Department of Northern Development

Department overview
- Formed: 19 December 1972
- Preceding Department: Department of National Development;
- Dissolved: 6 June 1975
- Superseding Department: Department of Northern Australia;
- Jurisdiction: Commonwealth of Australia
- Headquarters: Canberra
- Minister responsible: Rex Patterson, Minister;
- Department executive: Ray Livingston, Secretary;

= Department of Northern Development (Australia) =

Australian government department, 1972–1975

The Department of Northern Development was an Australian government department that existed between December 1972 and June 1975.

==History==
The Department of Northern Development was established in December 1972 charged with overall policy and co-ordination in Australia's development north of the 26th parallel. The government appointed Ray Livingston, formerly a deputy secretary at the Department of Trade and Industry, secretary of the department in the days after its formal establishment.

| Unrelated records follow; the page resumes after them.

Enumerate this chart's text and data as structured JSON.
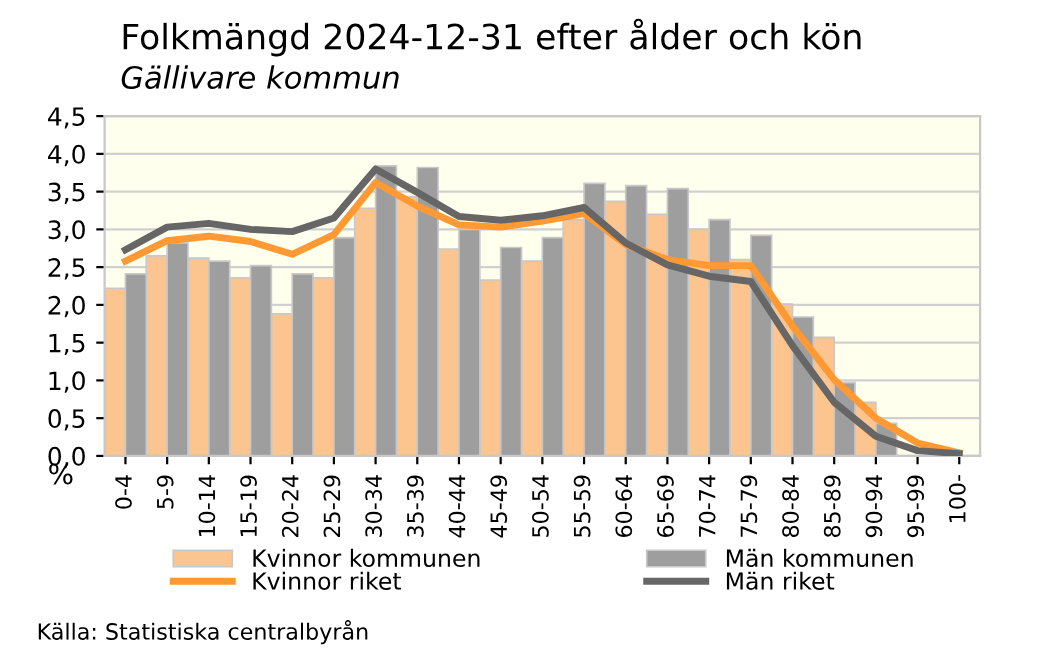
{
  "chart_data": {
    "type": "bar",
    "title": "Folkmängd 2024-12-31 efter ålder och kön",
    "subtitle": "Gällivare kommun",
    "ylabel": "%",
    "categories": [
      "0-4",
      "5-9",
      "10-14",
      "15-19",
      "20-24",
      "25-29",
      "30-34",
      "35-39",
      "40-44",
      "45-49",
      "50-54",
      "55-59",
      "60-64",
      "65-69",
      "70-74",
      "75-79",
      "80-84",
      "85-89",
      "90-94",
      "95-99",
      "100-"
    ],
    "series": [
      {
        "name": "Kvinnor kommunen",
        "color": "#fcc48e",
        "values": [
          2.22,
          2.65,
          2.62,
          2.36,
          1.88,
          2.36,
          3.28,
          3.43,
          2.74,
          2.33,
          2.58,
          3.13,
          3.37,
          3.2,
          3.0,
          2.6,
          2.01,
          1.57,
          0.71,
          null,
          null
        ]
      },
      {
        "name": "Män kommunen",
        "color": "#9e9e9e",
        "values": [
          2.41,
          2.82,
          2.58,
          2.52,
          2.41,
          2.89,
          3.84,
          3.82,
          3.0,
          2.76,
          2.89,
          3.61,
          3.58,
          3.54,
          3.13,
          2.92,
          1.84,
          0.97,
          0.43,
          null,
          null
        ]
      },
      {
        "name": "Kvinnor riket",
        "type": "line",
        "color": "#ff9933",
        "values": [
          2.58,
          2.85,
          2.91,
          2.84,
          2.67,
          2.93,
          3.62,
          3.31,
          3.06,
          3.03,
          3.11,
          3.21,
          2.8,
          2.6,
          2.52,
          2.52,
          1.72,
          1.01,
          0.5,
          0.17,
          0.04
        ]
      },
      {
        "name": "Män riket",
        "type": "line",
        "color": "#666666",
        "values": [
          2.73,
          3.03,
          3.08,
          3.0,
          2.97,
          3.15,
          3.8,
          3.49,
          3.17,
          3.12,
          3.18,
          3.29,
          2.82,
          2.53,
          2.38,
          2.31,
          1.46,
          0.71,
          0.26,
          0.07,
          0.03
        ]
      }
    ],
    "ylim": [
      0,
      4.5
    ],
    "yticks": [
      {
        "value": 0,
        "label": "0,0"
      },
      {
        "value": 0.5,
        "label": "0,5"
      },
      {
        "value": 1,
        "label": "1,0"
      },
      {
        "value": 1.5,
        "label": "1,5"
      },
      {
        "value": 2,
        "label": "2,0"
      },
      {
        "value": 2.5,
        "label": "2,5"
      },
      {
        "value": 3,
        "label": "3,0"
      },
      {
        "value": 3.5,
        "label": "3,5"
      },
      {
        "value": 4,
        "label": "4,0"
      },
      {
        "value": 4.5,
        "label": "4,5"
      }
    ],
    "grid": "y",
    "legend": "bottom",
    "marker": "none",
    "line_style": "solid",
    "annotations": [
      "Källa: Statistiska centralbyrån"
    ]
  }
}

In June 1975, the department was replaced by the Department of Northern Australia which was an amalgamation of the Northern Development Department and the Department of the Northern Territory.

==Scope==
Information about the department's functions and government funding allocation could be found in the Administrative Arrangements Orders, the annual Portfolio Budget Statements and in the department's annual reports.

At its creation, the department was responsible for the following:
- In respect of the part of Australia north of the parallel 26 degrees south latitude:
  - Matters related to the specialised development and utilisation of natural resources, being land, water and minerals
  - Matters related to the production and marketing of sugar and beef, and the production, processing and export of minerals
  - Specialised transport development projects, including beef and development roads, mining railways and mineral port facilities
- In relation to the foregoing-
  - The undertaking or support of research
  - The planning or initiation of projects
  - The co-ordination of activities in respect of projects
  - Co-operation with the States and other authorities

==Structure==
The department was a Commonwealth Public Service department, staffed by officials who were responsible to the Minister for Northern Development, Rex Patterson.